Although researchers already know the composition of the solar wind, Ho explained, solar events such as flares and coronal mass ejections can alter that composition. In the solar wind, for example, the ratio of helium isotopes — atoms of the same element whose mass differs only by their number of neutrons — can be as much as 1,000 times higher after certain types of explosive solar events.

“Only certain nuclear reactions and temperatures can produce those compositional changes,” Ho said, and because only certain regions of the Sun meet those conditions, scientists can then deduce where those particles came from.

SIS funnels particles through a series of three ultrathin foil sheets. Detectors signal when a particle passes through each foil, and SIS takes very precise measurements of the time between each signal to calculate how fast the particle was moving. From that information, the instrument can determine the particle’s mass, which tells what kind of element and isotope it is.

“APL pioneered measuring energetic particles in space,” Ho said, citing NASA’s Voyager 1 and 2 missions, launched in 1977, that carried a low-energy charged particle detector designed at APL.

A simulation video of Solar Orbiter Heliospheric Imager’s (SoloHI) field of view (yellow circle) as it peers around Solar Orbiter’s heat shield. APL participated in the development of SoloHI, which will image very dim light scatter from electrons within the solar wind.
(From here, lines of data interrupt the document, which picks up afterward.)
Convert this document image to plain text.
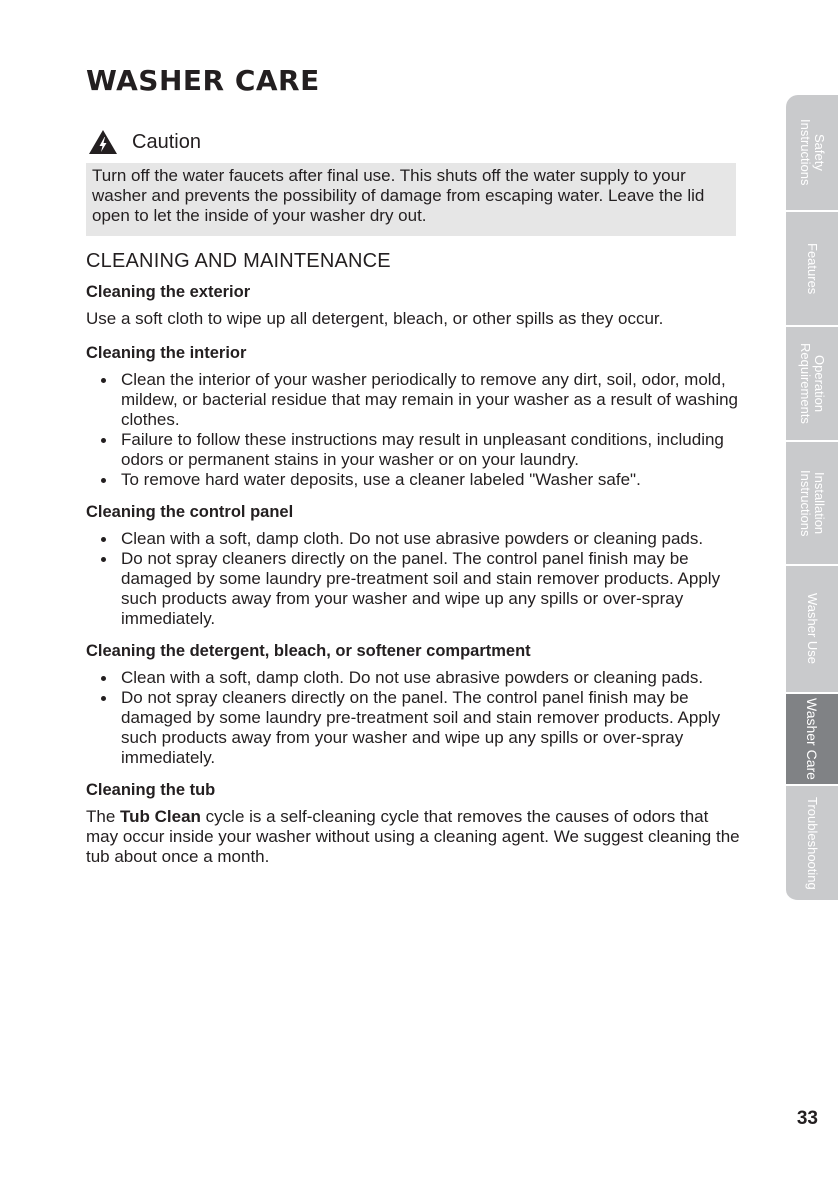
WASHER CARE
Caution
Turn off the water faucets after final use. This shuts off the water supply to your washer and prevents the possibility of damage from escaping water. Leave the lid open to let the inside of your washer dry out.
CLEANING AND MAINTENANCE
Cleaning the exterior

Use a soft cloth to wipe up all detergent, bleach, or other spills as they occur.

Cleaning the interior
Clean the interior of your washer periodically to remove any dirt, soil, odor, mold, mildew, or bacterial residue that may remain in your washer as a result of washing clothes.
Failure to follow these instructions may result in unpleasant conditions, including odors or permanent stains in your washer or on your laundry.
To remove hard water deposits, use a cleaner labeled "Washer safe".
Cleaning the control panel
Clean with a soft, damp cloth. Do not use abrasive powders or cleaning pads.
Do not spray cleaners directly on the panel. The control panel finish may be damaged by some laundry pre-treatment soil and stain remover products. Apply such products away from your washer and wipe up any spills or over-spray immediately.
Cleaning the detergent, bleach, or softener compartment
Clean with a soft, damp cloth. Do not use abrasive powders or cleaning pads.
Do not spray cleaners directly on the panel. The control panel finish may be damaged by some laundry pre-treatment soil and stain remover products. Apply such products away from your washer and wipe up any spills or over-spray immediately.
Cleaning the tub

The Tub Clean cycle is a self-cleaning cycle that removes the causes of odors that may occur inside your washer without using a cleaning agent. We suggest cleaning the tub about once a month.

Safety
Instructions
Features
Operation
Requirements
Installation
Instructions
Washer Use
Washer Care
Troubleshooting
33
The simulation used data from the SECCHI camera on NASA’s Solar Terrestrial Relations Observatory.

Credit: Angelos Vourlidas/Johns Hopkins APL

APL is also participating in the Solar Orbiter Heliospheric Imager, or SoloHI. Peering around the edge of Solar Orbiter’s heat shield, SoloHI will capture images of light scattered by electrons in the solar wind. These data will allow scientists to observe disturbances in the wind, including those that arise from explosive events on the Sun.

Seeing that light scatter, though, isn’t easy. For one, a cloud of dust left over from when the planets formed (and replenished regularly by crumbling comets as they zip by, among other sources) stretches across the solar system — and it’s very bright.

“It’s a bit of a nuisance,” said Angelos Vourlidas, a solar physicist at APL and the project scientist for SoloHI. Part of SoloHI’s objective will be to quantify how the dust’s brightness changes with distance from the Sun so that researchers can account for it in solar models.

But light scattered from electrons is also just dim.

“Even if you were standing at the top of Mount Everest, watching the faintest clouds in the night sky blow by, those are still too bright,” Vourlidas said.

Those clouds may be at the limit that a human eye can see — about 1 billion times dimmer than the Sun. SoloHI is trying to see light that’s from 100 to 1,000 times fainter than that.

Capturing a dimly lit scene on a camera usually means keeping it pointed at one spot with its shutter wide open for minutes or even hours. That way, the sensor collects as much light as possible. But, Vourlidas explained, you can’t do that in space. Particles and radiation would saturate the sensor.

To solve that challenge, SoloHI’s interior is filled with blackened plates that cut the background light to only one-trillionth of the Sun’s brightness. The instrument avoids saturating its sensor by taking from 5 to 20 photos every hour, each about 40 seconds long. It then compares the images, “scrubs” individual pixels for any overexposure, sums their exposures and relays a final image to Earth.

The information and images Solar Orbiter produces — combined with results from Parker Solar Probe — will provide scientists with unparalleled data about our Sun.

SIS was built by Johns Hopkins APL in collaboration with Christian-Albrechts-Universität zu Kiel.

SoloHI was designed and constructed by the United States Naval Research Laboratory with science support from APL, the Jet Propulsion Laboratory, Centre Spatial de Liège, Rutherford Appleton Laboratory, the University of Göttingen, Laboratoire d’Astronomie Marseille and the Institut d’Astrophysique Spatiale.